O projeto de extensão “Labium Imagem na Quarentena”, coordenado pela professora do curso de Jornalismo da Universidade Federal de Alagoas (Ufal), Janayna Ávila, está presente na exposição itinerante do Centro Cultural do Ministério da Saúde (CCMS). O projeto teve como ponto de partida a colaboração dos estudantes e servidores da Ufal que produziram por meio da fotografia, registros do cotidiano da pandemia em Alagoas.

A exposição foi aberta no dia 26 de maio, no shopping Conjunto Nacional, em Brasília. A entrada é gratuita e a mostra reúne dez estações imersivas que transformam registros digitais em experiência sensorial e coletiva.

Mais de 60 registros que integram a coleção, os quais foram produzidos entre junho e setembro de 2020, publicados originalmente no blog do Projeto Labium Imagem.

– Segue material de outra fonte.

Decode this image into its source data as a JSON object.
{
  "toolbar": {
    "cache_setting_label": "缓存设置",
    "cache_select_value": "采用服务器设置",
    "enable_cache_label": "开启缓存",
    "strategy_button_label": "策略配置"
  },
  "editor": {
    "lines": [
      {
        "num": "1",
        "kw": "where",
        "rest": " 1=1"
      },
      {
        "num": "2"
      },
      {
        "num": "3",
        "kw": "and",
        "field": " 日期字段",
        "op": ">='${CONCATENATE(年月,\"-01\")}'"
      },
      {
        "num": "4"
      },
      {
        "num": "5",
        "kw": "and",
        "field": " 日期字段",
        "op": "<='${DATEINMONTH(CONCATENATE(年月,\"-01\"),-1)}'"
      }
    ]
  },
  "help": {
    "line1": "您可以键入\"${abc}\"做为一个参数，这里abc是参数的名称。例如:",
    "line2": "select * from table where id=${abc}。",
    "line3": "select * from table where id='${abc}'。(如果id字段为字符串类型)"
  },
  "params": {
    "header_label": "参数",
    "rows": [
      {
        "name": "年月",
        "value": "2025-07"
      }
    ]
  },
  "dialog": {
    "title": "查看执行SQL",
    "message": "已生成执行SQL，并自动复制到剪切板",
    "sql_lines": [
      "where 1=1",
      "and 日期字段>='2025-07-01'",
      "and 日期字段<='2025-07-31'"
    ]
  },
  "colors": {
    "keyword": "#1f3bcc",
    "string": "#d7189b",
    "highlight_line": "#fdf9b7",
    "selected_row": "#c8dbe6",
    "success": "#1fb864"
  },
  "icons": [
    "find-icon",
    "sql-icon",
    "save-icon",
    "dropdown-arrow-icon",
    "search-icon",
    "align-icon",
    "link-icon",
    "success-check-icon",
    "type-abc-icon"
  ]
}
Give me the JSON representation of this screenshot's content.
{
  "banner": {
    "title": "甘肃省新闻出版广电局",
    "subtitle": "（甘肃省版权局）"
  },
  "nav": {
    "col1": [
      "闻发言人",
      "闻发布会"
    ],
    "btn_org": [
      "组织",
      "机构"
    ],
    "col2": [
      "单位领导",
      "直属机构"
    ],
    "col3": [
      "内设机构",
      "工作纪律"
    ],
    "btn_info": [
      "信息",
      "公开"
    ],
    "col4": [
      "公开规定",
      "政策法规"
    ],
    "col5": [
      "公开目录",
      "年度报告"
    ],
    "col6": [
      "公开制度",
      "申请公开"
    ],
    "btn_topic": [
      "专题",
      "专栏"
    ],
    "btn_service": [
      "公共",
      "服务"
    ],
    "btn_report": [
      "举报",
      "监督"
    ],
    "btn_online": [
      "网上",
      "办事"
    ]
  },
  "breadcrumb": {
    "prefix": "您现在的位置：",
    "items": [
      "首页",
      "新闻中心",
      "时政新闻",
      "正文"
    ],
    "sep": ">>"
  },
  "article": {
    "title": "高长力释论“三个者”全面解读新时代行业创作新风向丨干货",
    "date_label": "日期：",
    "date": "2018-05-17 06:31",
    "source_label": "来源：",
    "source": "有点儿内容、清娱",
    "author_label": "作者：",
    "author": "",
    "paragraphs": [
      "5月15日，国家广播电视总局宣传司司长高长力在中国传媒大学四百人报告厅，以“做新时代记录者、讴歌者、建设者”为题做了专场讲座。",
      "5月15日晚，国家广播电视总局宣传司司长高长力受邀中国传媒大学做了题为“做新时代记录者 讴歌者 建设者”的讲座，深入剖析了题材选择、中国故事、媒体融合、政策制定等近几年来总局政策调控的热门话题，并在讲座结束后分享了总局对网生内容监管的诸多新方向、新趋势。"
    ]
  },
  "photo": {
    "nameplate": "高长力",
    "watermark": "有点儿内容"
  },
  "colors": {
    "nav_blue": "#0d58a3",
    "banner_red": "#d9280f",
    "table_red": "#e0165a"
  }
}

As fotografias são acompanhadas de pequenos textos, elaborados pela coordenadora do projeto, Janyna Ávila, sobre as experiências vivenciadas pelos participantes durante a quarentena e sobre o próprio ato de fotografar, a partir de depoimentos enviados por eles ao projeto.

São narrativas visuais que compuseram um mosaico poético que reflete o olhar dos autores sobre as novas configurações do cotidiano impostas pela covid-19.

Segundo Janayna, a inserção do acervo de Alagoas à mostra e ao memorial só foi possível através da parceria com o Centro de Humanidades Digitais da Unicamp.

“São registros tristes, solitários, mas essenciais à construção da memória. Momentos que não devem se repetir devem ser lembrados. E a fotografia é testemunha ocular, tem papel essencial nesse processo”, declara a coordenadora do projeto.

Projeto Labium Imagem

De acordo com a professora, o projeto Labium Imagem na Quarentena foi concebido no curso de Jornalismo da Ufal, na disciplina Fotografia e Fotojornalismo. A iniciativa teve como ponto de partida o entendimento de que a imagem constitui um importante registro histórico, capaz de garantir a circulação de memórias com potencial de alcançar um amplo público. No contexto da pandemia, as fotografias produzidas durante o isolamento puderam ser compreendidas como elementos expressivos de compartilhamento de experiências entre pessoas que, naquele momento, não podiam se encontrar fisicamente.

“Ao utilizar a fotografia para retratar a vida durante a pandemia, os participantes elaboraram reflexões sobre as novas configurações do cotidiano, imprimindo nas imagens muitos dos sentimentos evocados no período, como solidão, medo, tristeza, vazio, afeto, alívio, angústia, nostalgia, isolamento, demonstrando atenção aos pequenos detalhes da vida”, explicou a coordenadora.

A mostra nasce de um acervo construído colaborativamente: o Memorial Digital da Pandemia de covid-19, desenvolvido pelo Ministério da Saúde em parceria com a Organização Pan-Americana da Saúde (Opas), o Centro Latino-Americano e do Caribe de Informação em Ciências da Saúde (Bireme) e o Centro de Humanidades Digitais da Unicamp.

Com projeto expográfico assinado pelo Estúdio Bijari, a exposição adota uma abordagem multimídia e interativa, reunindo relatos, fotografias, vídeos, cartas, diários, mensagens e testemunhos de pessoas de diferentes regiões, classes sociais, culturas e realidades do país.

Após a mostra itinerante, o acervo de Alagoas passa a compor o Memorial Digital da Pandemia de covid-19, no Rio de Janeiro/RJ. Concebida em formato modular e itinerante, a exposição pode ser visitada gratuitamente em Brasília até 28 de junho. Na sequência, seguirá para São Paulo, Fortaleza, Manaus e Porto Alegre, antes de se tornar parte permanente do CCMS na cidade carioca.